1. Random forest prediction of crystal structure from electron diffraction patterns incorporating multiple scattering
- Author
-
Gleason, Samuel P, Rakowski, Alexander, Ribet, Stephanie M, Zeltmann, Steven E, Savitzky, Benjamin H, Henderson, Matthew, Ciston, Jim, and Ophus, Colin
- Subjects
Inorganic Chemistry ,Chemical Sciences ,Bioengineering ,Macromolecular and materials chemistry ,Materials engineering ,Condensed matter physics - Abstract
Diffraction is the most common method to solve for unknown or partially known crystal structures. However, it remains a challenge to determine the crystal structure of a new material that may have nanoscale size or heterogeneities.
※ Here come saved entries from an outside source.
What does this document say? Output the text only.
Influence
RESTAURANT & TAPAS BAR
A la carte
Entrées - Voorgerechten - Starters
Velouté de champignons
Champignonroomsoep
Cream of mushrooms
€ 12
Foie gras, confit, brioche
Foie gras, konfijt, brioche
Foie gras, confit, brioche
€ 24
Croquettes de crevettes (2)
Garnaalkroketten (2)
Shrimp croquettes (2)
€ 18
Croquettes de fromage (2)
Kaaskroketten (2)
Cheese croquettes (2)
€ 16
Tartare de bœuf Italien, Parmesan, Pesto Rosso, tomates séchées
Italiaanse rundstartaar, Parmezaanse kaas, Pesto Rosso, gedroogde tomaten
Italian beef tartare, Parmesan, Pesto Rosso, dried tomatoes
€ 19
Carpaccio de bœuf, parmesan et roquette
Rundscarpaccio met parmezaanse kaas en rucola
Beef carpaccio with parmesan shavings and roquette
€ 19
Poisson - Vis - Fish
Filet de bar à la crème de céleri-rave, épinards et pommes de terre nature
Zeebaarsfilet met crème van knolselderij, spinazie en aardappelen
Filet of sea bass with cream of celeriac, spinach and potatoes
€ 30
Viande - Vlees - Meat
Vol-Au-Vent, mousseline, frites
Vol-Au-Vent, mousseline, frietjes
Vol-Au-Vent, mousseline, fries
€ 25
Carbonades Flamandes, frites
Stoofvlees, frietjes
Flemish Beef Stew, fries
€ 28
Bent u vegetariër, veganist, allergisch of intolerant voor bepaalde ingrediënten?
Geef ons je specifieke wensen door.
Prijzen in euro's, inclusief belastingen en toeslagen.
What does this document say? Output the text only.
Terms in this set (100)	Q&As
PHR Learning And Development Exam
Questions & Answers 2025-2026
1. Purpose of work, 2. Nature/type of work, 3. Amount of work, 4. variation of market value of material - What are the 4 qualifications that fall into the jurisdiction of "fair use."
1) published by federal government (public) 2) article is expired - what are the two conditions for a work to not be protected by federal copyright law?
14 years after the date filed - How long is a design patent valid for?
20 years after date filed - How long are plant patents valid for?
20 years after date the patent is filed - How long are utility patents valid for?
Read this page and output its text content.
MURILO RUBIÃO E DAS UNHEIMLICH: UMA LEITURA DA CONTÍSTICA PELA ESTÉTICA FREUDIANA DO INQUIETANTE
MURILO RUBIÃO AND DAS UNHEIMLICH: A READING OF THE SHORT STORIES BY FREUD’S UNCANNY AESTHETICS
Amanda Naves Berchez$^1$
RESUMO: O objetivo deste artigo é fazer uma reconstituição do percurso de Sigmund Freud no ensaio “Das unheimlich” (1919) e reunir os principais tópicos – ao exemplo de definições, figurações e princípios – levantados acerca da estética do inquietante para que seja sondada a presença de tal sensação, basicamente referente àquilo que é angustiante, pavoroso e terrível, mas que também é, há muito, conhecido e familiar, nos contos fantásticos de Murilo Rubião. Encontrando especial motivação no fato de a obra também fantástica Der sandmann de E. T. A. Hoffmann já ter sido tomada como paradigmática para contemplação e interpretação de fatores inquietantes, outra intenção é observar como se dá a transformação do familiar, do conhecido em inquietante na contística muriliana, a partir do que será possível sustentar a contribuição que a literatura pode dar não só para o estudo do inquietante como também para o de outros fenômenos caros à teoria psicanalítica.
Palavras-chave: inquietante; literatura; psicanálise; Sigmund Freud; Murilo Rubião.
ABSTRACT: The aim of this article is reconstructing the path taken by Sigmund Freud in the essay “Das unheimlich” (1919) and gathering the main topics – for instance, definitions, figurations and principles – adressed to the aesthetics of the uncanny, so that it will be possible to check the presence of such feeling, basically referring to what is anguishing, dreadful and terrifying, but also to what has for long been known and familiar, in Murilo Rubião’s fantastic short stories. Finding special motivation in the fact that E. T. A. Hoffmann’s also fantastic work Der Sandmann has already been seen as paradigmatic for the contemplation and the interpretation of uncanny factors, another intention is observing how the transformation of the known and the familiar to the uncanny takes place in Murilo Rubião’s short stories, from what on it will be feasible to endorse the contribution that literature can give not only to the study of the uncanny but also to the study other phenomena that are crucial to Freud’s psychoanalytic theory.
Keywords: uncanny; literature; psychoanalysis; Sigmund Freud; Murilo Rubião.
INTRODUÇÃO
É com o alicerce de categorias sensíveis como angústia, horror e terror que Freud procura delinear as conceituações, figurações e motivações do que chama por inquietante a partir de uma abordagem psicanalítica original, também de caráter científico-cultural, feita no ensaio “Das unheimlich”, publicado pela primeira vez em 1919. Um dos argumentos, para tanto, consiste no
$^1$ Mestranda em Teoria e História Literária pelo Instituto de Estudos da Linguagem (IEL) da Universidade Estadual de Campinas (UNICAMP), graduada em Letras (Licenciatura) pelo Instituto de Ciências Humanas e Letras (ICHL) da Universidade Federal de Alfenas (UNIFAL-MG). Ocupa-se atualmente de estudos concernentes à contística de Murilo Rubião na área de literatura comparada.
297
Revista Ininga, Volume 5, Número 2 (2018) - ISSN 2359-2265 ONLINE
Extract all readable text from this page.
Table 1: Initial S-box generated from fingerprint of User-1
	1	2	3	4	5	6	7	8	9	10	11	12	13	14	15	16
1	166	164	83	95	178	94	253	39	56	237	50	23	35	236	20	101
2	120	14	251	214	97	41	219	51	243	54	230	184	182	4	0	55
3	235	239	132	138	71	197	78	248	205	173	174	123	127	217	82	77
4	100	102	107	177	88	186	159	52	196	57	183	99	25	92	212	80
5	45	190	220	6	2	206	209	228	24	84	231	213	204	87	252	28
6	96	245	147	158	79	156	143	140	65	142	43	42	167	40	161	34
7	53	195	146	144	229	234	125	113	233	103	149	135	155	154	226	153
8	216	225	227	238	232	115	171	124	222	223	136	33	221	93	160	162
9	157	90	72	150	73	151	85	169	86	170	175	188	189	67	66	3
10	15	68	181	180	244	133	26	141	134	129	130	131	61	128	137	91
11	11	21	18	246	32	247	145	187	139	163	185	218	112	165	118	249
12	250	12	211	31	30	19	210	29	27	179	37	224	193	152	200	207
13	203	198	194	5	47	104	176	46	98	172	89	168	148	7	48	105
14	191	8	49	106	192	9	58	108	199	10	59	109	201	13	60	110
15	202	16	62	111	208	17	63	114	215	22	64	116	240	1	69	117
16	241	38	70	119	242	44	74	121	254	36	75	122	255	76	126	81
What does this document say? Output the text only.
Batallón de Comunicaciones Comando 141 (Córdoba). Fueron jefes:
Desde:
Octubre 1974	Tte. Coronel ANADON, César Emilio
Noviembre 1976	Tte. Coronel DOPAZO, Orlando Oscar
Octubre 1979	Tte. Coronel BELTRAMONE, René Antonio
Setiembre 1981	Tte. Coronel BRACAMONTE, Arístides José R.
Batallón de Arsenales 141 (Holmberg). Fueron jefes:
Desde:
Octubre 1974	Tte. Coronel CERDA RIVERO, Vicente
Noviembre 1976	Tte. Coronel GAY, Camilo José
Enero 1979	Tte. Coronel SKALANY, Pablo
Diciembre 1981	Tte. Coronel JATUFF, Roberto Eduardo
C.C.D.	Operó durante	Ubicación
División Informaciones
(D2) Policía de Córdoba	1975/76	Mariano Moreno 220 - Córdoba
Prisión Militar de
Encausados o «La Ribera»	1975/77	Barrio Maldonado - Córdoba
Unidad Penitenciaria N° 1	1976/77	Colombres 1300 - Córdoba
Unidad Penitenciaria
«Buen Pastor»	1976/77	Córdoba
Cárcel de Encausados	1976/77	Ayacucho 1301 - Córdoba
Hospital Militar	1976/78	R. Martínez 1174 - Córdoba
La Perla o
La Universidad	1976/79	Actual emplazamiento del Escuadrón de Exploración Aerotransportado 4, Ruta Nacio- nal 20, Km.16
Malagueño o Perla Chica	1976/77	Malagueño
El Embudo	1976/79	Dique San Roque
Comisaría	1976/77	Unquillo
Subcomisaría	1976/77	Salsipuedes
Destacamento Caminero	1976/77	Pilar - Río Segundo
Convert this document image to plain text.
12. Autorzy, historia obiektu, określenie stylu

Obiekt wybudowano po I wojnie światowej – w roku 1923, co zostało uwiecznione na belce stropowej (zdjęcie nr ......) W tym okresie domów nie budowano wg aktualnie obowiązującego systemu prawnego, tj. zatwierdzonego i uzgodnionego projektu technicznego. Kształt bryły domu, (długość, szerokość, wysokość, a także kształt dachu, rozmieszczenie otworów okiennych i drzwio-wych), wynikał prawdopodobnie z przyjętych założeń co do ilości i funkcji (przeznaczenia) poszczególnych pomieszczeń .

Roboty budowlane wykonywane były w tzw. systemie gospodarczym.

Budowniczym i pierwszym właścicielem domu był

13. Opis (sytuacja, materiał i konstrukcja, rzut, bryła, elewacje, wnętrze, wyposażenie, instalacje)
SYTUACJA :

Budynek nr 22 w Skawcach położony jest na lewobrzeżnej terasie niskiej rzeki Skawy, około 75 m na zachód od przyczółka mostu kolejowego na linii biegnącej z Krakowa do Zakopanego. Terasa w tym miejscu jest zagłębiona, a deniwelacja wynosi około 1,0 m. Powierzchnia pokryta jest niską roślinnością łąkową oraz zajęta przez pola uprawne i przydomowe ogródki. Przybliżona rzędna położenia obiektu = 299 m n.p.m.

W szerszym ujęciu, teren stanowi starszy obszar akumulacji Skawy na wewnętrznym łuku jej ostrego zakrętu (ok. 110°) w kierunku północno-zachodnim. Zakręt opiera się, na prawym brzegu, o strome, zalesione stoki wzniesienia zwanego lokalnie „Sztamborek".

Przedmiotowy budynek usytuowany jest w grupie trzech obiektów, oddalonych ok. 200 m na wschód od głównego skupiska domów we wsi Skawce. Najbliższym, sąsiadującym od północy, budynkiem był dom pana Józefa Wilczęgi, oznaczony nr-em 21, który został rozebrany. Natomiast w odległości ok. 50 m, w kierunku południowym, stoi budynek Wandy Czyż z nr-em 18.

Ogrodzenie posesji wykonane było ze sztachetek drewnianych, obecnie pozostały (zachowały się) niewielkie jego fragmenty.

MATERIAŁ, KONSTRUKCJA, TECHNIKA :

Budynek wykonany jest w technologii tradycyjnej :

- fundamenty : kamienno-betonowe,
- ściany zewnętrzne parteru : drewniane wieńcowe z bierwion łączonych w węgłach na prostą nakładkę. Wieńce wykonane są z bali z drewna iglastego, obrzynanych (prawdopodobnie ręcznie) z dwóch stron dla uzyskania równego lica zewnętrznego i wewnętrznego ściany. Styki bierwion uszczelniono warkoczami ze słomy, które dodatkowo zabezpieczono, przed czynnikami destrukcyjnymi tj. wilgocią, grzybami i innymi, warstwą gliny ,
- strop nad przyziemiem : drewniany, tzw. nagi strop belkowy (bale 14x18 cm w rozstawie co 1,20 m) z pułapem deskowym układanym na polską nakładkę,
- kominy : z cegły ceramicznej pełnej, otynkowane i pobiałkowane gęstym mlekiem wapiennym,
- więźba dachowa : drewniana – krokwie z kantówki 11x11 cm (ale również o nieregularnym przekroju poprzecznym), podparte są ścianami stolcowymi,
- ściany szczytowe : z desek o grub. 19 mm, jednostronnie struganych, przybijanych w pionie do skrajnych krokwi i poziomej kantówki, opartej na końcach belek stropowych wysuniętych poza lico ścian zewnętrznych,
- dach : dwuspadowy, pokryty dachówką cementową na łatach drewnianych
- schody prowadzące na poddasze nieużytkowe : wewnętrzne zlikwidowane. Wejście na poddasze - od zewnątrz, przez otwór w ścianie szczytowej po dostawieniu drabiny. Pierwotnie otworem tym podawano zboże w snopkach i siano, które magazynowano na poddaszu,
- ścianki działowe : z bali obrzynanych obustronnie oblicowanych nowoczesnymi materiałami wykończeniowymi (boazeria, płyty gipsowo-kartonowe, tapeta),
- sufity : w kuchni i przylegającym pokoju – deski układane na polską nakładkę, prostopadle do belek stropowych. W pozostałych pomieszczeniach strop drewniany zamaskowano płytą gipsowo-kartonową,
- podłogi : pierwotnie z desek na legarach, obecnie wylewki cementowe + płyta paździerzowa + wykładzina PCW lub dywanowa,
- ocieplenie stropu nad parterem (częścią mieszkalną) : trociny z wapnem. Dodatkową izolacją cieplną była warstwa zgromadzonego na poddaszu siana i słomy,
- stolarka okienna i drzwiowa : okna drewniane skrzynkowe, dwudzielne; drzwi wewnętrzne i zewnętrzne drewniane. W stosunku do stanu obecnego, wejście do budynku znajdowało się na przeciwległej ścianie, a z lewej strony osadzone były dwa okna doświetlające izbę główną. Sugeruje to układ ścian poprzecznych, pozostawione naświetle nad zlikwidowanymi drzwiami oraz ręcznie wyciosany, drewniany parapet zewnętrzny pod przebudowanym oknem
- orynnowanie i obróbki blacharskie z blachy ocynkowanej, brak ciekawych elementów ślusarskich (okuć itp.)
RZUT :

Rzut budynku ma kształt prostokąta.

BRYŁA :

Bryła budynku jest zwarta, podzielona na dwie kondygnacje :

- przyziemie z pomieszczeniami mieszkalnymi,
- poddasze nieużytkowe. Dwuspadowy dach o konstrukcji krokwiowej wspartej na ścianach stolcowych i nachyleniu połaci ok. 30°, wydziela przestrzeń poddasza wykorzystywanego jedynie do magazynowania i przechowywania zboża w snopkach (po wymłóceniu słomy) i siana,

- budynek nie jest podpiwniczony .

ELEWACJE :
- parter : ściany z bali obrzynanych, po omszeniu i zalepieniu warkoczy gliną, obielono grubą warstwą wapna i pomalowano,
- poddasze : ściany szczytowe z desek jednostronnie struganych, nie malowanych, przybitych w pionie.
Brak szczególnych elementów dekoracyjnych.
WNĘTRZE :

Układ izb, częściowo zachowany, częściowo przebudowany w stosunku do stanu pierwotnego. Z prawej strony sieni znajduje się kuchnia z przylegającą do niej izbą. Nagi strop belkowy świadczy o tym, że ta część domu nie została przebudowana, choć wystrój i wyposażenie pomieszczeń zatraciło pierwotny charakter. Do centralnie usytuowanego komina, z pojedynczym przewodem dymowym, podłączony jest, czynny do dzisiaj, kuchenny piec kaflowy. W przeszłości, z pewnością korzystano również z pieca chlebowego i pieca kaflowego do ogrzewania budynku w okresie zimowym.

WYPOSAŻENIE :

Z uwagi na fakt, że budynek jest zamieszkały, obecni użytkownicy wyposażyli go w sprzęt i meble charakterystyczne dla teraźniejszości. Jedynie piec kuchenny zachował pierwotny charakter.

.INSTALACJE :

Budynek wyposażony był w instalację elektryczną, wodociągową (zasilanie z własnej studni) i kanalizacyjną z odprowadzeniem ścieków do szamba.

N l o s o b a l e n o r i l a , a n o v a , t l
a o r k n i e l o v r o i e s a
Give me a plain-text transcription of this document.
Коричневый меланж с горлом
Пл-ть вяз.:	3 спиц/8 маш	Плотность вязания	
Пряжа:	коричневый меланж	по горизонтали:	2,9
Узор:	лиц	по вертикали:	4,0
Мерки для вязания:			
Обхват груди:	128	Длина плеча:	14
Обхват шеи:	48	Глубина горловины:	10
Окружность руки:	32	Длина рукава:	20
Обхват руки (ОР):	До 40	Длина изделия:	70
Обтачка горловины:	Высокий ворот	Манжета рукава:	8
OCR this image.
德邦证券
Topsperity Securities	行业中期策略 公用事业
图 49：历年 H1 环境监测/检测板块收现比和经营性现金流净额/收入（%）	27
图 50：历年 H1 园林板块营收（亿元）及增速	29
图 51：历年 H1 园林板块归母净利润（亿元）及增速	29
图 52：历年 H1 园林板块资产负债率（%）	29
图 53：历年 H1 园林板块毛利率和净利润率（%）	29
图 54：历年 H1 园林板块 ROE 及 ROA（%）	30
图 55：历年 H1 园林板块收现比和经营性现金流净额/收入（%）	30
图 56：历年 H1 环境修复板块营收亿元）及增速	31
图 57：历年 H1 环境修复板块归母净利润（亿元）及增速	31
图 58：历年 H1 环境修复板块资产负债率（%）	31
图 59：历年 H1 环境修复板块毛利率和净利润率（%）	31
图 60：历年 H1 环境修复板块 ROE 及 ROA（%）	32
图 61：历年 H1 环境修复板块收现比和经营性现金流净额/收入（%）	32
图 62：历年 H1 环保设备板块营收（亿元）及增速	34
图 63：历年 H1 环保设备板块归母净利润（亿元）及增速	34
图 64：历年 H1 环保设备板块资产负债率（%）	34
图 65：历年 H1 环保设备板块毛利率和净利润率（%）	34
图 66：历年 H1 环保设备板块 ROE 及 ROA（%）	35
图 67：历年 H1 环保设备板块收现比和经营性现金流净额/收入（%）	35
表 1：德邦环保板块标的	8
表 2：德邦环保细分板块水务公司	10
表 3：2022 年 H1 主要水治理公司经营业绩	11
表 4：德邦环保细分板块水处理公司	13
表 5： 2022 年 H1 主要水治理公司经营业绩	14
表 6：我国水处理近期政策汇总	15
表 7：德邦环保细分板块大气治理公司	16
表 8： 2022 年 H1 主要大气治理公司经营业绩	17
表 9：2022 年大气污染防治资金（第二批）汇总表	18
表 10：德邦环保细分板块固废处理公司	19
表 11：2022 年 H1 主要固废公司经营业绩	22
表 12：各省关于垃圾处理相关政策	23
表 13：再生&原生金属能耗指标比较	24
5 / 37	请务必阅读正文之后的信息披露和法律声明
Here we train an architecture of hierarchical random forest models capable of predicting the crystal system, space group, and lattice parameters from one or more unknown two-dimensional electron diffraction patterns. Our initial model correctly identifies the crystal system of a simulated electron diffraction pattern from a 20-nm-Thick specimen of arbitrary orientation 67% of the time. We achieve a topline accuracy of 79% when aggregating predictions from ten patterns of the same material but different zone axes. The space group and lattice predictions range from 70% to 90% accuracy and median errors of 0.01-0.5Å, respectively, for cubic, hexagonal, trigonal, and tetragonal crystal systems while being less reliable on orthorhombic and monoclinic systems. We apply this architecture to a four-dimensional scanning transmission electron microscopy scan of gold nanoparticles, where it accurately predicts the crystal structure and lattice constants. These random forest models can be used to significantly accelerate the analysis of electron diffraction patterns, particularly in the case of unknown crystal structures. Additionally, due to the speed of inference, these models could be integrated into live transmission electron microscopy experiments, allowing real-Time labeling of a specimen.